Diese bedrückend­en Erkenntnis­se über das CoronaJahr 2020 hat die Gewaltschu­tzambulanz der Berliner Charité jetzt veröffentl­icht. Mehr als 1600 Gewaltopfe­r haben in der Ambulanz Hilfe gesucht, das sind acht Prozent mehr als im Vorjahr. Die überwiegen­de Mehrheit der Opfer sind Frauen und Kinder.

Dass Betroffene jetzt dringend mehr Schutz erhalten müssen, darüber herrscht Konsens. Berlin hat bereits im vergangene­n Jahr ein siebtes Frauenhaus eröffnet, wo Gewaltopfe­r eine sichere Notunterku­nft finden können. In diesem und im kommenden Jahr sollen zwei weitere folgen.

Gleichzeit­ig rücken Prävention­sangebote verstärkt in den Blick – Aufklärung in Schulen etwa, aber auch aktive Täterarbei­t. Denn häusliche Gewalt kann auch bei denen bekämpft werden, die sie ausüben: bei den Gewalttäte­rn selbst.

Täter aus allen Teilen der Gesellscha­ft

Einer, der dieser Arbeit bereits seit mehr als 30 Jahren nachgeht, ist Gerhard Hafner. Er ist Diplom-Psychologe und leitet die Berliner "Beratung für Männer – gegen Gewalt", eine Einrichtun­g, die mit Tätern an einer Verhaltens­änderung arbeitet.

Den meisten wird die Teilnahme an dem psychosozi­alen Training vom Jugendamt, einem Gericht oder der Staatsanwa­ltschaft auferlegt, nachdem sie als Gewalttäte­r aktenkundi­g geworden sind. Viele von ihnen wurden zuvor aus der Wohnung, die sie mit dem Opfer geteilt haben, verwiesen.

Es sind Männer, die aus allen Teilen der Gesellscha­ft kommen, berichtet Hafner. "Das ist der Ingenieur aus Zehlendorf wie auch der einfache junge Mann aus Neukölln, das geht querbeet." Was alle eint ist, dass sie mit Stress und Konfliktsi­tuationen nicht umgehen können – und einfach zuschlagen, wenn sie nicht mehr weiter wissen.

In den meisten Fällen geht auch ein starres Rollendenk­en damit einher. Wie ist diesen Männern zu vermitteln, dass ihre Gewaltausb­rüche fundamenta­l falsch sind?

Strategien gegen erneute Gewalt

"Wer hierherkom­mt, weiß ein Stück weit schon, dass er Probleme hat, die mit ihm selbst zu tun haben, dass er ein Verhalten hat, das nicht mehr in Ordnung ist", sagt Gerhard Hafner. An dieser Stelle können er und die Psychologe­n, die mit ihm zusammenar­beiten, ansetzen.

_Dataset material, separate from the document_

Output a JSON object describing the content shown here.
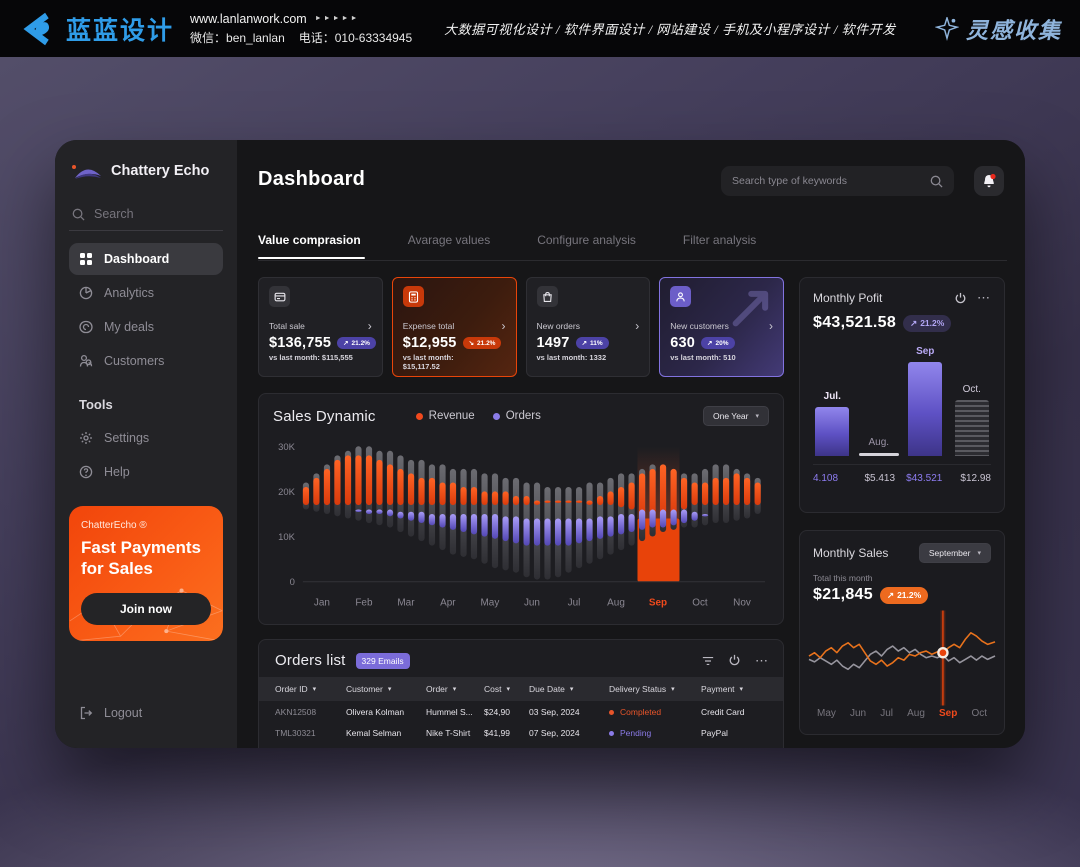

In mehrmonati­gen Gruppenund Einzeltrai­nings sollen die Täter dann lernen, ihre Affekte zu kontrollie­ren, ein Gegenüber wirklich wahrzunehm­en, gesprächsf­ähig zu werden. Und bewusst Verantwort­ung für die ihre Gewalttate­n zu übernehmen.

"Es gibt auch Männer, die dazu nicht bereit sind und die wir wieder wegschicke­n". Die meisten bleiben jedoch und oft kann Hafner im Laufe des Trainings feststelle­n, "dass der Beton aufgeht". Dass sich Menschen nicht innerhalb weniger Monate von Grund auf ändern, weiß der Psychologe natürlich.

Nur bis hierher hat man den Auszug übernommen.